Monsters. Mutants. Toys! In the 90s, TMNT exploded on the classic horror scene with some of the best figures to ever be released. Two waves of Universal Monsters-inspired figures made their way onto store shelves. From Wolfman Leonardo to Bride of Frankenstein April, toy creators behaved like mad scientists - taking the momentum of the TMNT popularity and mutating it with the likeness of classic horror movie monsters. Even today, these figures are held in extremely high regard from collectors.
Despite the Universal Monsters' iconic status, they never scared me as a kid. Their imagery was legendary, but lacked the venom of the then-current wave of horror movie icons. Friday the 13th, Nightmare on Elm Street, Halloween - these were films were still being released in theaters, and scaring the heck out of me when I eventually saw them on cable television. As much as I loved Frankenstein, I couldn't say the same about his films. The famous monster evolved over the decades, becoming more of a symbol and less of a scare tactic.

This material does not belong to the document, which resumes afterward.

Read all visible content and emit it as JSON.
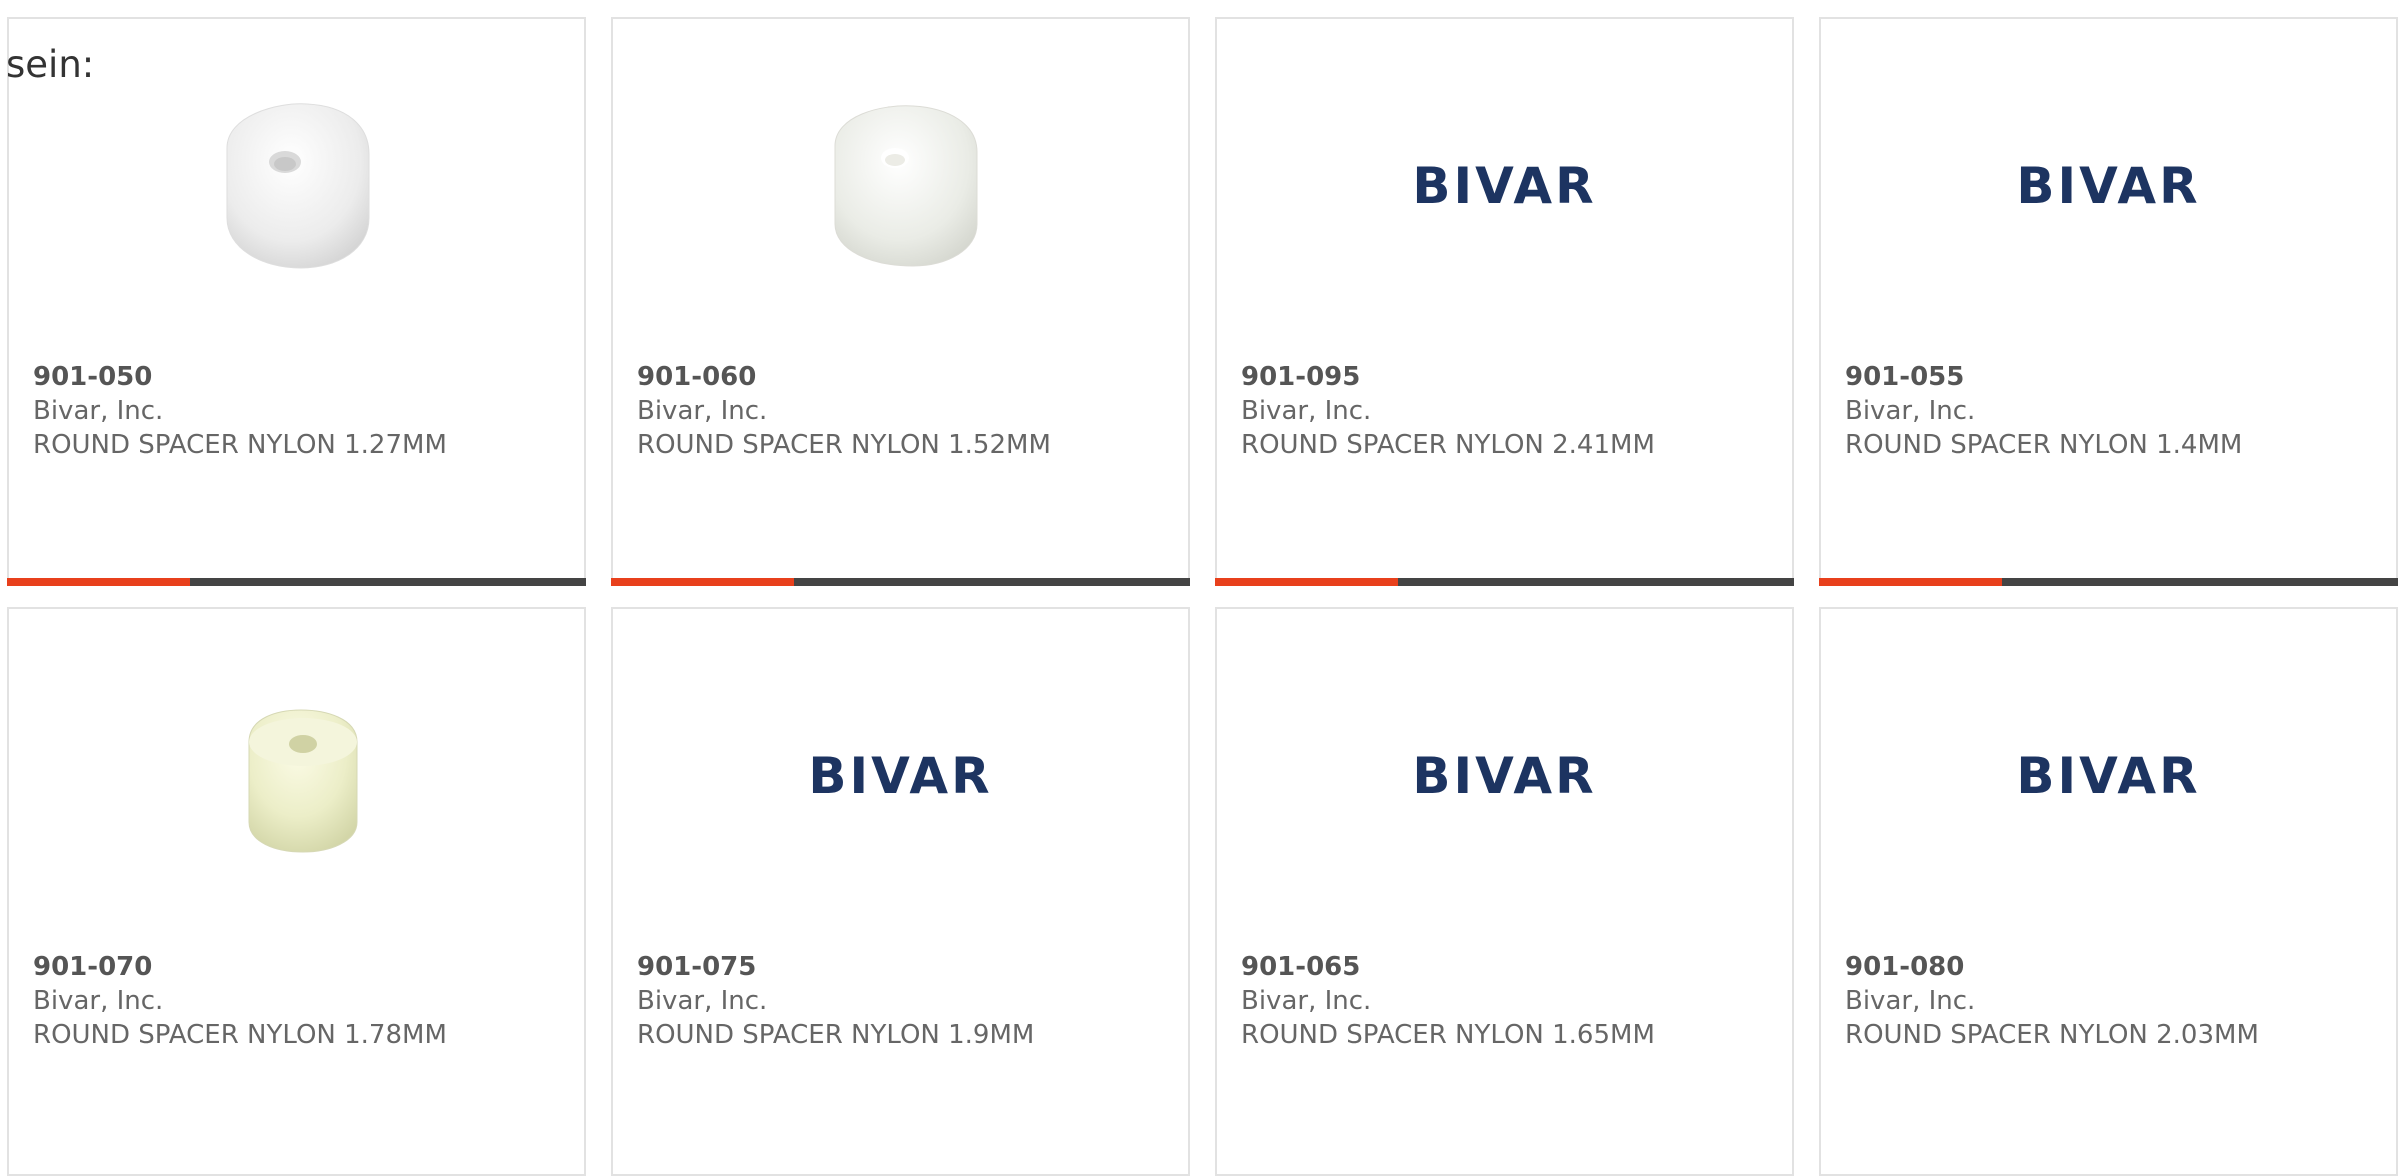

As a TMNT-obsessed kid, I wanted my mutants horrifying! I dreamt of a mutated crossover, mashing up both TMNT and horror movie slashers in toy form. Unfortunately, we never saw that day. The 90s were a time before the internet, custom action figures, and the popularity of adult toy collectors. Luckily, I was an imaginative kid. Movies were make believe, so why couldn't my toys be too? Well, that's just what I did. With a little imagination, I pretended a batch of my TMNT action figures were actually horror movie maniacs.
I'm giving you a peek behind the curtain, a toy box filled with horror movie mutants. This is how I played with my Turtles toys around Halloween. Some of it makes sense, a lot of doesn't. But, that's the spirit of Halloween, right?